Потом Малкеле написала письмо тете Эйделе, чтобы та приехала к ней в гости. Тетя приехала. Но она сразу же начала читать Малкеле мораль, рассказывать хасидские притчи и истории о чудесах. К тому же ей очень хотелось знать, когда же Малкеле забеременеет. И Малкеле поскорее отослала ее домой. Надавала ей с собой пакетов, набитых платьями, и прогнала.

Она начала бродить одна по белым полям, по засыпанным снегом дорогам. Смотрела на одинокие голые тополя, что простирали ветви в зеленоватый морозный воздух. Разглядывала каждое холодное крыло ветряной мельницы, что ясно вырисовывалось на фоне красного зимнего неба.

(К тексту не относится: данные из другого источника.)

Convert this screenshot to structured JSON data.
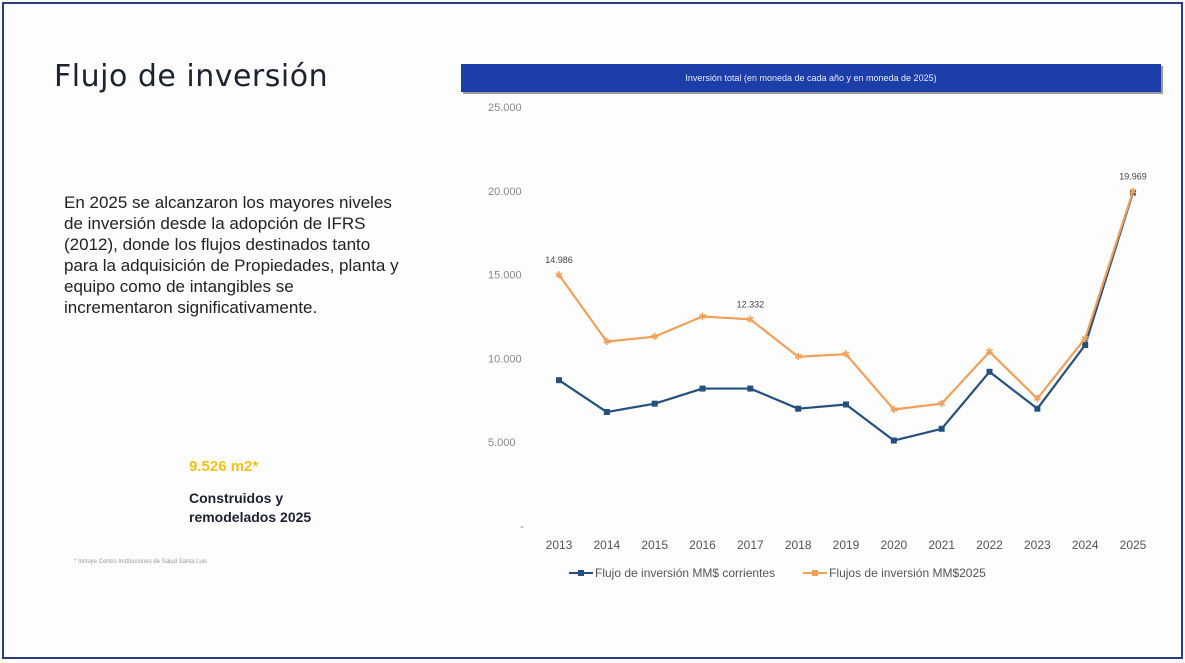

Слушала голоса черных вороньих стай, что прыгали по снегу, сбивались в кучки и вдруг с торопливым карканьем срывались и улетали.

Закутанная в черное, блуждающая по снегу, она и сама выглядела как ворона. Она даже начала прыгать по снегу, подобно им, и махала руками в воздухе, как крыльями, будто хотела улететь вместе с черными птицами. Крестьяне пугались ее, думали, что это ведьма, и крестились.

Дальние дали, которые всегда манили Малкеле, теперь снова раскинулись перед ее глазами. Ее позвали свистки поездов, красные кондукторские фонарики, что проносятся в ночи, и чужие города в тех краях, где живет мама с чужим мужчиной.

Она начала думать о побеге. Надо было только дождаться весны. Но весной, перед Пейсахом, пришла телеграмма из Рахмановки: Нохемче выехал в Нешаву.

Малкеле кинулась на шею Сереле и стала целовать ее так бурно, что та вытаращила на нее свои большие, влажные, как у теленка, глаза.

— Ну будет тебе, — сердито сказала Сереле, — чуть не задушила меня.